Когда, в конечной точке, можно было уже разглядеть водителя, в ожидании привалившегося спиной к колесу шишиги, разом накатывала слабость, и почти в полусне загрузив борт, подчас даже не сняв гидрокостюма для теплоты, мы дремали, придерживая одной рукой каноэ, а обратный путь тряс над нами погремушкой бездорожья, отчего сон делался только гуще, слаже, бездоннее, как омуты, где побывали мы только что в гостях у сомов.

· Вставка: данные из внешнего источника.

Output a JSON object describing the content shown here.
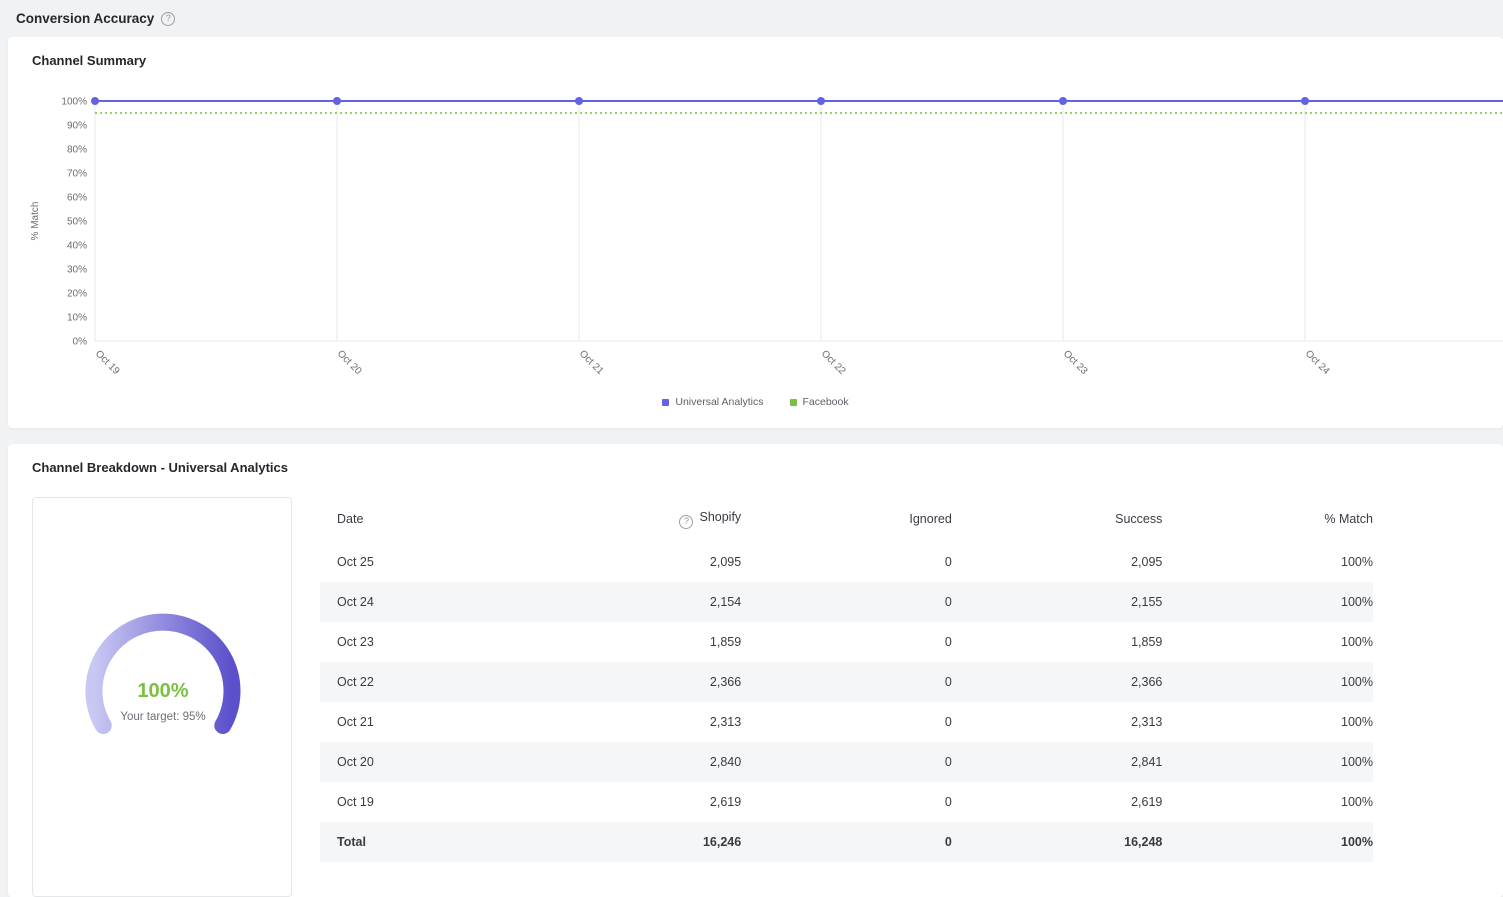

Мимо дома проехал автомобиль. Скрипит на ухабах упруго. В его кузове прошлое, много всего, так сразу не перечесть.
Сколько ж можно…
— Всё сюда: банки сюда, бутылки сюда… Сколько ж можно?! — каждое утро мы просыпались от недовольного ворчания женщины, которая следила за порядком на этажах гостиницы, в которой коротали время между тренировками. Ну, как — коротали… Мы вваливались в комнату промокшие до нитки, с налётом тонкой соли и ожогами на лице, принимали поочерёдно душ, стирали наскоро одежду, и переодевшись в чистое валились на кровать, задрав при этом отбитые бегом ноги на стену, чтобы через два часа всё повторить вновь. Каждая последующая дистанция казалась и легче, и тяжелее предыдущей…
— Ой… отвалился!
— Кто?
— Ноготь!
— Ого!
— Да ты свои проверь, мало ли.
Я присмотрелся, и вправду — под каждым ноготком обнаружилось чёрно-синее пятно синяка. Ну, что ж… Дело такое — три тренировки в день, их никто не отменял. Со временем кровоподтёки пучило, они пенились, и не желая больше оставаться взаперти, скидывали крышечку очередного ногтя, как ненужную боле безделицу.